The store is participating in the Northcott Sesquicentennial Quilt Block challenge as stated in a previous post.  Our block has a very graphic look with 4 angled coloured stripes against a creamy background giving it a very modern feel.  I was inspired to use JUST this block to make into a quilt. (By using just one block design, it is not eligible for the quilt challenge)  So I made 6 blocks sewn in a 2 by 3 block formation (rotating the squares)  with a red blender border, all fabrics from the Northcott sesquicentennial line.

Most quilters that I have met do not pre-wash their fabric before using them in a quilt.  Part of this argument is that the fabric in quilt kits are pre-cut so it would be difficult to pre-wash small pieces of fabrics.

Another reason is the sizing gives the fabric a crisp hand making it easier to cut and piece. Also, the slight shrinking of the fabric after being quilted gives the quilt an antique look.

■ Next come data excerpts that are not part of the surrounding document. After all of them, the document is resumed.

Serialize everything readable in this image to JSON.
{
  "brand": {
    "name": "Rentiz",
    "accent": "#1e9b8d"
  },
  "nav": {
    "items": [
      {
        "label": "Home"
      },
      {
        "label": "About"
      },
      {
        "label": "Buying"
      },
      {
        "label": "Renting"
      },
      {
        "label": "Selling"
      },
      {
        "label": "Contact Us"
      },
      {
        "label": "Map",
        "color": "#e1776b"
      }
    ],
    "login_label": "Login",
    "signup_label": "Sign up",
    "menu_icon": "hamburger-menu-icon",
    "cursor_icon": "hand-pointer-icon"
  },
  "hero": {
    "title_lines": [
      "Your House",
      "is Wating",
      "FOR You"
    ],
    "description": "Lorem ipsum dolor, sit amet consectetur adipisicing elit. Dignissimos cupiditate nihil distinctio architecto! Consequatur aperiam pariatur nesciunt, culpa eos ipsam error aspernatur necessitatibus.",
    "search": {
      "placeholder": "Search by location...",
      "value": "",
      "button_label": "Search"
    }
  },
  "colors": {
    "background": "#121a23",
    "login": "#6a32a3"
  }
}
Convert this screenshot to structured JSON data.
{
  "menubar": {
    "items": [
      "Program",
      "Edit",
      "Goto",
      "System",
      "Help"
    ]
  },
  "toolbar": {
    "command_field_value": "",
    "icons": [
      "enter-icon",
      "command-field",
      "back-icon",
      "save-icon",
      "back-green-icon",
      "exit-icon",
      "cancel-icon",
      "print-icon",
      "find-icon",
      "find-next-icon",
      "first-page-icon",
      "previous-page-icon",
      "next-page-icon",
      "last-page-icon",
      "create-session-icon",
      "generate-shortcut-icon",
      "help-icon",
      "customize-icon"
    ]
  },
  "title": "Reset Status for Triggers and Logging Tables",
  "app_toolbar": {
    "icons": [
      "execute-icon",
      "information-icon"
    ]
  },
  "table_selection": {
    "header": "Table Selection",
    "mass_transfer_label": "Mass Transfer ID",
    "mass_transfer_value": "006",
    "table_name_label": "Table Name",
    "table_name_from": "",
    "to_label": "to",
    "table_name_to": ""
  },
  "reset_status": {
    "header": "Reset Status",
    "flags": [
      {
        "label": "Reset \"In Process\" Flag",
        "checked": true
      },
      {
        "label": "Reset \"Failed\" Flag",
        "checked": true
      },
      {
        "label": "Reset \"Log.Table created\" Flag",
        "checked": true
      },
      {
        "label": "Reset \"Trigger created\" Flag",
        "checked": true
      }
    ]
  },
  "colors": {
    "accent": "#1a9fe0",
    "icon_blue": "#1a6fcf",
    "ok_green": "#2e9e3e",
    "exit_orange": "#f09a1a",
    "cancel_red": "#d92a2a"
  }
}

Being primarily a fashion sewist, this goes against one of the first sewing rules I ever learnt.  Afterall, who wants to finish a garment only for it to shrink in the sleeves or hem!  But do as the Romans, so I cut and pieced the quilt without pre-washing.

For the actual quilting, I wanted to keep the graphic feel, so drew straight lines parallel to  the coloured strips with a water soluable pen.   I quilted away, patting myself on the back for completing this quite quickly.  Pretty soon, all the quilting was done and the binding was attached.  Next, removal of the penned quilting lines.  I started by spritzing water using a spray bottle.  But I quickly found my hand seizing up with the constant compression of the spritzer.  How to remove the lines in one fell swoop?  Put the quilt in the washing machine on rinse cycle only which will also spin out the excess water.  So easy, right?

Well, I jinxed myself.  After the machine had finished the spin cycle, I pulled the quilt out and lo and behold, I now have a PINK quilt!  Merde!


I hung the quilt to dry, as the heat from the dryer will set the colour, and ran to Mr Google to find out how to remove colour bleed.  Obviously I’m not the only one to have done this as there are many sites dedicated to this subject but they all have varying answers and results.   I happened to catch a quilt instructor at the store and after discussing the problem with her, have decided to try the synthropol method first.  I will report back the results after the experiment.

So, has this happened to you?  Did you manage to resolve the situation?  What did you do that worked for you?